3 of 5 stars.
Societal collapse could arrive in one of many forms. Then, naturally, survivors would regroup, no doubt changed by the experience and the new reality.
This tale provides a very narrow snapshot of one man’s post-apocalyptic view from outside London. The economy and agrarian support system has dissipated throughout Europe in the wake of the extinction of the bees. Before the bees died, the apian fever they spread killed millions . . . of women. The narrator is one of several brothers, most of whom have had to leave for China, Macao or Dubai to find work. Only brother Ned, who inherited the farm, landed a wife. And then multiple wives, as only large estate holders attract and can afford women. Ned has a houseful of sons now, but he’s dying.

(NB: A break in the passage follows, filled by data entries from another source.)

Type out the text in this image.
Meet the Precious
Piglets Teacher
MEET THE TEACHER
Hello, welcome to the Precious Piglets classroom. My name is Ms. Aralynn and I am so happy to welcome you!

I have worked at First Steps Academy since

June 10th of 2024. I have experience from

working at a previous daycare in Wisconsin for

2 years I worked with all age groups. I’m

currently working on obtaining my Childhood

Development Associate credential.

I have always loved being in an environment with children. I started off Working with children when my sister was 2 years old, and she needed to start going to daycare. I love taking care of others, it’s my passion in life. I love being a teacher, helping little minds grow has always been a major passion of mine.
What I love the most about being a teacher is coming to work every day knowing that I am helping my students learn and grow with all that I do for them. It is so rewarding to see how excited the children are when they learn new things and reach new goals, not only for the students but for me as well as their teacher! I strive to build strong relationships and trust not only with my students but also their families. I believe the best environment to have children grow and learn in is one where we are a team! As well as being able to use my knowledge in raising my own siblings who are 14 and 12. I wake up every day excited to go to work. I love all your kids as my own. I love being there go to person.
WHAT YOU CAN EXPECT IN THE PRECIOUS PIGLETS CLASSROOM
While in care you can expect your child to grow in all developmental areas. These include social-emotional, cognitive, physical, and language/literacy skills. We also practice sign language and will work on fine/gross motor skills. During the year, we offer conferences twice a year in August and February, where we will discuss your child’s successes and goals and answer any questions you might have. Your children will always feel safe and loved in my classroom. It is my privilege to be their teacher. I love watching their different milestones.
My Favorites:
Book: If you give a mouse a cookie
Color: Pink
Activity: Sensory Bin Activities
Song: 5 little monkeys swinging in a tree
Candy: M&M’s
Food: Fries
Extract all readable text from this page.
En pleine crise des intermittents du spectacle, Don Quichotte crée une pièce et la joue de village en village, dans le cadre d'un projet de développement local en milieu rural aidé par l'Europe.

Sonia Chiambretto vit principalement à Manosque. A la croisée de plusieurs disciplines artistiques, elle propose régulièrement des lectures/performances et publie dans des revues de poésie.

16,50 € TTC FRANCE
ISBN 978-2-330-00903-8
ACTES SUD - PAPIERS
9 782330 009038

The narrator doesn’t regret his lack of kids and wives–he’s convinced himself–because he works for the greater good. His job is to oversee the fleet of drones protecting England’s agrarian coast from Irish, French and Belgian raiders.
This world could be expanded upon and layered up with a plot to really explore the gender disparity and resource collapse.
This tale appears in a couple “best of” anthologies. The Best Science Fiction and Fantasy of the Year, Volume 10 edited by Jonathan Strahan, I received from Netgalley. The Year’s Best Science Fiction & Fantasy: 2016 edited by Rich Horton, I received directly from Prime Books.